Kenyan Theatre round-up for 2016
By Margaretta wa Gacheru
Kenyan theatre in 2016 had many more wins than loses. There were new theatre groups formed, new theatre venues established and new playwrights who emerged over the past year.
There were also more established groups taking fresh initiatives (like Gilb’Art Productions doing ‘Edufa’ and Aperture Africa doing ‘Jungle Book’); older theatre venues also picking up steam (like Kenya National Theatre); and known writers being more innovative and often more collaborative in their approach to theatrical productions.
The best example of this last notion of creative expression by collaboration is Ngugi wa Thiong’o’s working with Jalada’s Moses Kilolo and his crew to PAWA254’s Mageuzi Theatre among other venues.
But then, there are also other groups, like Heartstrings Kenya, that produce some of their best shows through a collaborative process (like their last play, ‘Behind my Back’). Other groups that work collaboratively to produce wonderfully creative shows are the Nyef Nyef Storytellers who devised A White Wedding, Maimouna Jallow’s ‘And then she said…” and the Performance Collective which dramatized Yvonne Adhiambo’s ‘Dust’.
There was also good news that came to light as the year drew to a close, when the Minister of Sports, Culture and the Arts, Dr Hassan Wario informed theatre fans at the 2016 Sanaa Theatre Awards that the Kenya Cultural Centre finally had the title deed to the land on which resides the Centre and Kenya National Theatre.
He also told us of the plan (no longer a rumor) to construct a Kenya International Arts and Culture Centre on the land adjacent to the National Theatre. In these announcements, Dr. Wario seemed to be signaling greater support for theatre from the Kenya government in the coming year.
The National Theatre itself was finally being utilized relatively well in 2016 as there were more events staged there than previously: everything from the Nutcracker Ballet and the Sanaa Theatre Awards to June Gachui’s musical extravaganza marking her album launch of ‘June at 20’, Elsaphan Njora performing his ’51 Nzilani, a man on a journey’ and Millicent Ogutu’s staging of ‘Three Fold Cord’.
Fanaka Players continued doing their popular Kikuyu plays at KNT as did Festival of Creative Arts (staging ‘Nuts+’ twice due to popular demand) and even Gilbert Lukalia’s company Gilb’Art Productions put on the West African musical ‘Edufa’ twice at National Theatre this year.
Other amazing venues that attracted attention and substantial audiences in 2016 were The Elephant, especially when Eric Wainaina and Sheba Hirst produced Claudia Lloyd’s enchanting interpretation of original Kenyan folktales, ‘Tinga Tinga Tales’ and The Oshwal Centre where Aperture Africa produced ‘The Jungle Book’ twice during the year.
Both settings were perfect for performances that enchanted both children and adults alike.
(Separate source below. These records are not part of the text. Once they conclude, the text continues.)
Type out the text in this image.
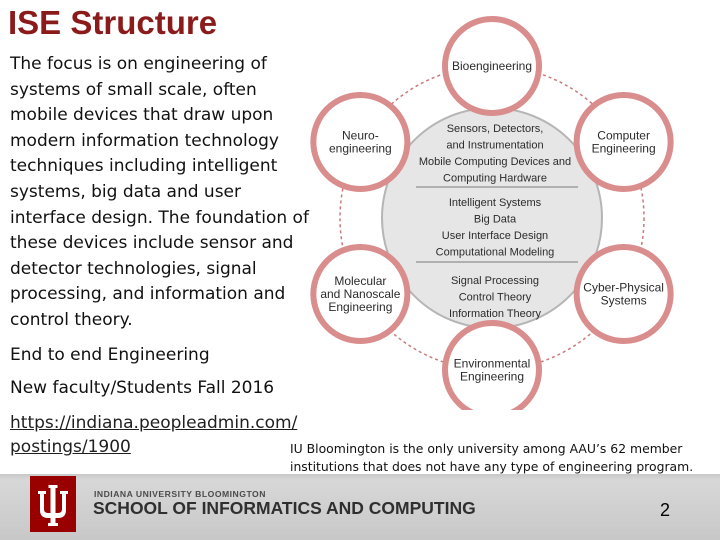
ISE Structure
The focus is on engineering of systems of small scale, often mobile devices that draw upon modern information technology techniques including intelligent systems, big data and user interface design. The foundation of these devices include sensor and detector technologies, signal processing, and information and control theory.
End to end Engineering
New faculty/Students Fall 2016
https://indiana.peopleadmin.com/
postings/1900	IU Bloomington is the only university among AAU’s 62 member institutions that does not have any type of engineering program.
Sensors, Detectors,
and Instrumentation
Mobile Computing Devices and
Computing Hardware
Intelligent Systems
Big Data
User Interface Design
Computational Modeling
Signal Processing
Control Theory
Information Theory
Bioengineering
Computer
Engineering
Cyber-Physical
Systems
Environmental
Engineering
Molecular
and Nanoscale
Engineering
Neuro-
engineering
INDIANA UNIVERSITY BLOOMINGTON
SCHOOL OF INFORMATICS AND COMPUTING	2
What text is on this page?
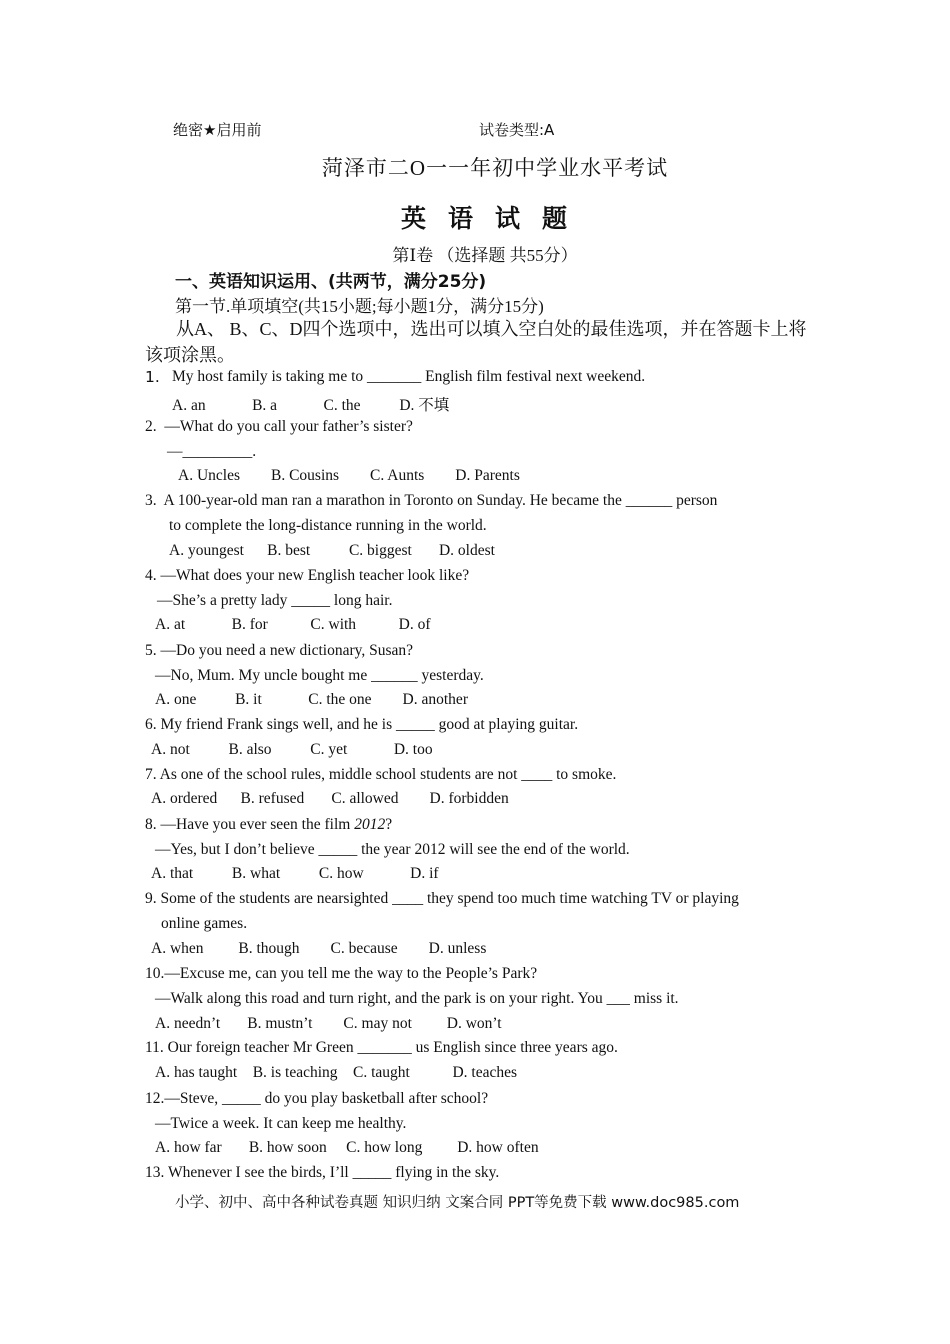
绝密★启用前	试卷类型:A
菏泽市二O一一年初中学业水平考试
英语试题
第Ⅰ卷 （选择题 共55分）
一、英语知识运用、(共两节，满分25分)
第一节.单项填空(共15小题;每小题1分，满分15分)
从A、 B、C、D四个选项中，选出可以填入空白处的最佳选项，并在答题卡上将该项涂黑。
1. My host family is taking me to _______ English film festival next weekend.
A. an            B. a            C. the          D. 不填
2.  —What do you call your father’s sister?
—_________.
A. Uncles        B. Cousins        C. Aunts        D. Parents
3.  A 100-year-old man ran a marathon in Toronto on Sunday. He became the ______ person
to complete the long-distance running in the world.
A. youngest      B. best          C. biggest       D. oldest
4. —What does your new English teacher look like?
—She’s a pretty lady _____ long hair.
A. at            B. for           C. with           D. of
5. —Do you need a new dictionary, Susan?
—No, Mum. My uncle bought me ______ yesterday.
A. one          B. it            C. the one        D. another
6. My friend Frank sings well, and he is _____ good at playing guitar.
A. not          B. also          C. yet            D. too
7. As one of the school rules, middle school students are not ____ to smoke.
A. ordered      B. refused       C. allowed        D. forbidden
8. —Have you ever seen the film 2012?
—Yes, but I don’t believe _____ the year 2012 will see the end of the world.
A. that          B. what          C. how            D. if
9. Some of the students are nearsighted ____ they spend too much time watching TV or playing
online games.
A. when         B. though        C. because        D. unless
10.—Excuse me, can you tell me the way to the People’s Park?
—Walk along this road and turn right, and the park is on your right. You ___ miss it.
A. needn’t       B. mustn’t        C. may not         D. won’t
11. Our foreign teacher Mr Green _______ us English since three years ago.
A. has taught    B. is teaching    C. taught           D. teaches
12.—Steve, _____ do you play basketball after school?
—Twice a week. It can keep me healthy.
A. how far       B. how soon     C. how long         D. how often
13. Whenever I see the birds, I’ll _____ flying in the sky.
小学、初中、高中各种试卷真题 知识归纳 文案合同 PPT等免费下载 www.doc985.com
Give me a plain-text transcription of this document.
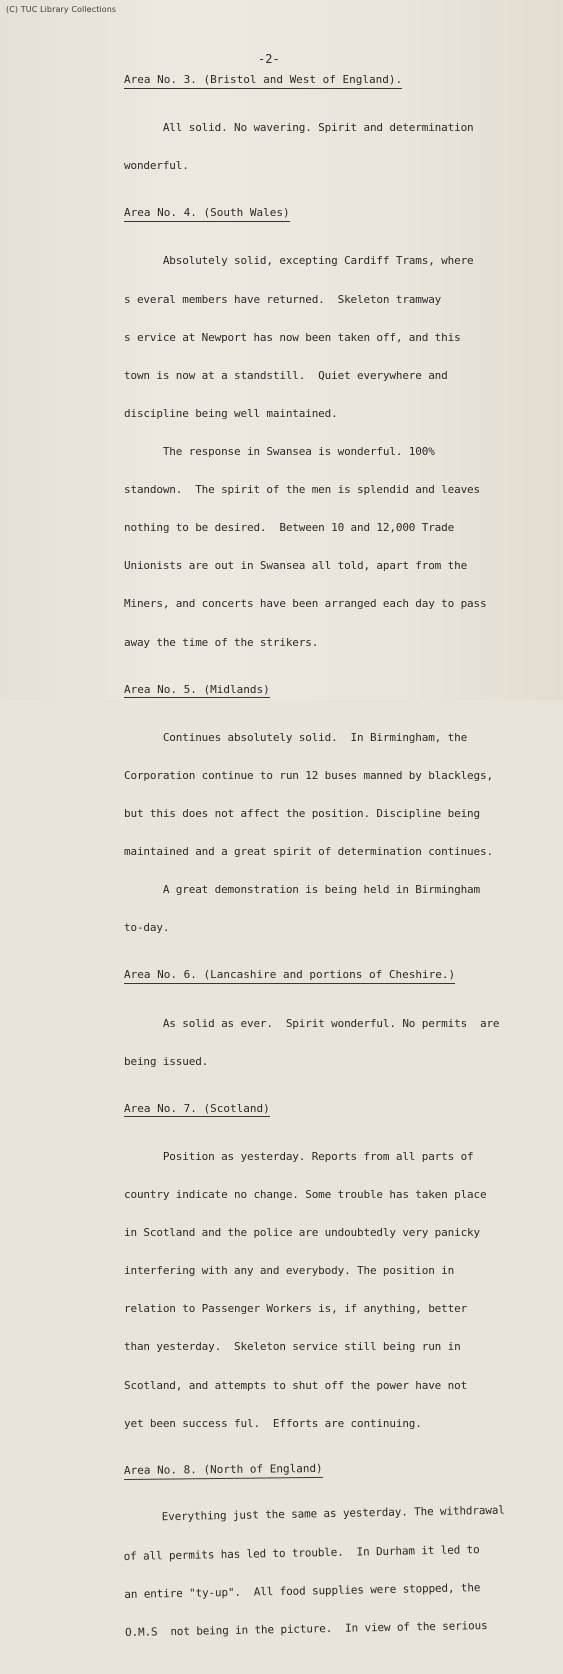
(C) TUC Library Collections
-2-
Area No. 3. (Bristol and West of England).

All solid. No wavering. Spirit and determination

wonderful.

Area No. 4. (South Wales)

Absolutely solid, excepting Cardiff Trams, where

s everal members have returned.  Skeleton tramway

s ervice at Newport has now been taken off, and this

town is now at a standstill.  Quiet everywhere and

discipline being well maintained.

The response in Swansea is wonderful. 100%

standown.  The spirit of the men is splendid and leaves

nothing to be desired.  Between 10 and 12,000 Trade

Unionists are out in Swansea all told, apart from the

Miners, and concerts have been arranged each day to pass

away the time of the strikers.

Area No. 5. (Midlands)

Continues absolutely solid.  In Birmingham, the

Corporation continue to run 12 buses manned by blacklegs,

but this does not affect the position. Discipline being

maintained and a great spirit of determination continues.

A great demonstration is being held in Birmingham

to-day.

Area No. 6. (Lancashire and portions of Cheshire.)

As solid as ever.  Spirit wonderful. No permits  are

being issued.

Area No. 7. (Scotland)

Position as yesterday. Reports from all parts of

country indicate no change. Some trouble has taken place

in Scotland and the police are undoubtedly very panicky

interfering with any and everybody. The position in

relation to Passenger Workers is, if anything, better

than yesterday.  Skeleton service still being run in

Scotland, and attempts to shut off the power have not

yet been success ful.  Efforts are continuing.

Area No. 8. (North of England)

Everything just the same as yesterday. The withdrawal

of all permits has led to trouble.  In Durham it led to

an entire "ty-up".  All food supplies were stopped, the

O.M.S  not being in the picture.  In view of the serious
Both shows also set high standards of professionalism, not only in terms of the scripts, acting and directing but also the costuming, lighting and sound.
But there were also some disappointments in 2016 One that I found most surprising was the absence of plays by William Shakespeare staged, especially as there have been worldwide celebrations of the 400th anniversary since he passed on.
The other local playwright that I missed in 2016 was John Sibi [Ms1] Okumu who previously promised his public that he would produce one original play a year. He’s been fairly consistent up until now, but we’ll have to wait for his next new script, he says, until early next year. Other outstanding local playwrights who entertained us with original scripts were Silvia Cassini with ‘A Man like You’, Kuldip Sondhai whose historical drama Don Geronimo was revived at Mombasa’s Little Theatre and Sitawa Nambelie for both her new script, ‘Room of Lost Names’ and her older ‘Silence is a woman’ which she just staged at National Museum.
Another disappointment is news that Phoenix Theatre may die in 2017 if it doesn’t pay the rent soon. This is disheartening, especially after great shows like Fences, The Hit Man, Middle Ages and Black Maria Striper were staged well at Phoenix in 2016.
Finally, the biggest disappointment of all in 2016 was Ezekiel Mutua’s audacious move to monopolize power over Kenyan creativity with his aggressive proposal of a so-called ‘Film, Stage Plays and Publications Bill’ in the name of protecting Kenyan morality and children’s minds (as if they don’t already have access to YouTube and the worldwide web on their mobile phones).
The bill is a huge over-reach for a man who’s only CEO of the Kenya Film Classification Board. But it’s also wonderful to see Kenyan creatives taking on this bully-man to ensure 2017 will be an even more artistically innovative than the outgoing year.